Using the fluorescent reporter dye, HPF (Setsukinai et al, 2003), we demonstrate that gyrase inhibition by either norfloxacin or CcdB induces the formation of highly deleterious hydroxyl radicals, which oxidatively damage DNA, proteins and membrane lipids. Importantly, using the iron chelator, o‐phenanthroline, we show that hydroxyl radical generation occurs through the Fenton reaction (in which hydrogen peroxide is reduced by ferrous iron; Imlay, 2003), and that blockage of the Fenton reaction leads to an increase in the survival of gyrase‐inhibited E. coli.
To determine the Fenton‐reactive iron source contributing to gyrase inhibitor‐mediated cell death, we employed a variety of promoter‐reporter gene fusions (including constructs that sense changes in the cellular superoxide response, iron regulation and iron–sulfur cluster synthesis) and performed growth studies of several single‐gene knockout strains. The results of these experiments highlighted critical steps in the formation of hydroxyl radicals—first, superoxide is indeed generated following inhibition of DNA gyrase; second, a breakdown of iron regulatory dynamics, likely related to iron–sulfur cluster oxidation by superoxide, occurs upon gyrase poisoning; third, and perhaps most importantly, the number and redox status of iron–sulfur clusters present intracellularly is critical to hydroxyl radical generation and thus, gyrase inhibitor‐induced cell death.
Together, these data have provided for the construction of an oxidative damage cell death pathway model (Figure 8). This series of events appears to constitute a maladaptive response to gyrase inhibition by E. coli, growing in an oxygen‐rich environment, which amplifies the primary effect of gyrase poisons like norfloxacin and CcdB. These results may provide new targets for novel antibacterial therapies with enhanced bactericidal activity.
We performed phenotypic, genetic and microarray analyses on Escherichia coli challenged with the synthetic fluoroquinolone antibiotic, norfloxacin, and the proteic toxin, CcdB, to identify additional biochemical contributions to cell death resulting from DNA gyrase inhibition.

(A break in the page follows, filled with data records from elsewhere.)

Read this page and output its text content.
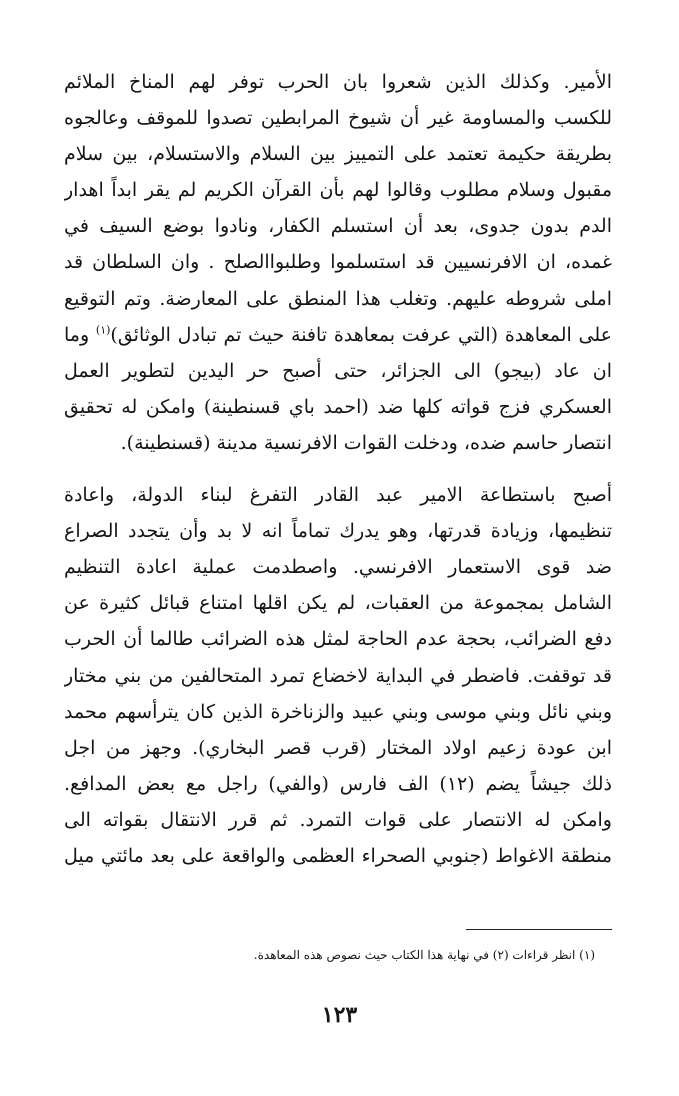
الأمير. وكذلك الذين شعروا بان الحرب توفر لهم المناخ الملائم
للكسب والمساومة غير أن شيوخ المرابطين تصدوا للموقف وعالجوه
بطريقة حكيمة تعتمد على التمييز بين السلام والاستسلام، بين سلام
مقبول وسلام مطلوب وقالوا لهم بأن القرآن الكريم لم يقر ابداً اهدار
الدم بدون جدوى، بعد أن استسلم الكفار، ونادوا بوضع السيف في
غمده، ان الافرنسيين قد استسلموا وطلبواالصلح . وان السلطان قد
املى شروطه عليهم. وتغلب هذا المنطق على المعارضة. وتم التوقيع
على المعاهدة (التي عرفت بمعاهدة تافنة حيث تم تبادل الوثائق)$^{(١)}$ وما
ان عاد (بيجو) الى الجزائر، حتى أصبح حر اليدين لتطوير العمل
العسكري فزج قواته كلها ضد (احمد باي قسنطينة) وامكن له تحقيق
انتصار حاسم ضده، ودخلت القوات الافرنسية مدينة (قسنطينة).
أصبح باستطاعة الامير عبد القادر التفرغ لبناء الدولة، واعادة
تنظيمها، وزيادة قدرتها، وهو يدرك تماماً انه لا بد وأن يتجدد الصراع
ضد قوى الاستعمار الافرنسي. واصطدمت عملية اعادة التنظيم
الشامل بمجموعة من العقبات، لم يكن اقلها امتناع قبائل كثيرة عن
دفع الضرائب، بحجة عدم الحاجة لمثل هذه الضرائب طالما أن الحرب
قد توقفت. فاضطر في البداية لاخضاع تمرد المتحالفين من بني مختار
وبني نائل وبني موسى وبني عبيد والزناخرة الذين كان يترأسهم محمد
ابن عودة زعيم اولاد المختار (قرب قصر البخاري). وجهز من اجل
ذلك جيشاً يضم (١٢) الف فارس (والفي) راجل مع بعض المدافع.
وامكن له الانتصار على قوات التمرد. ثم قرر الانتقال بقواته الى
منطقة الاغواط (جنوبي الصحراء العظمى والواقعة على بعد مائتي ميل
(١) انظر قراءات (٢) في نهاية هذا الكتاب حيث نصوص هذه المعاهدة.
١٢٣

We show that gyrase poisoning by either norfloxacin or CcdB results in the formation of highly deleterious hydroxyl radicals, via the Fenton reaction, which play a key role in inhibitor‐induced cell death.
Taking a systems biology approach, we employed functional pathway classifications and transcription factor regulatory connections to enrich our gene expression data set, and identified coordinated biochemical responses and secondary networks activated by gyrase inhibition which lead to formation of hydroxyl radicals.
Through a series of experiments involving single‐gene knockout strains and promoter‐reporter gene constructs, we show that the redox status and number of iron‐sulfur clusters is critical to gyrase inhibitor‐induced hydroxyl radical formation, and ultimately, cell death.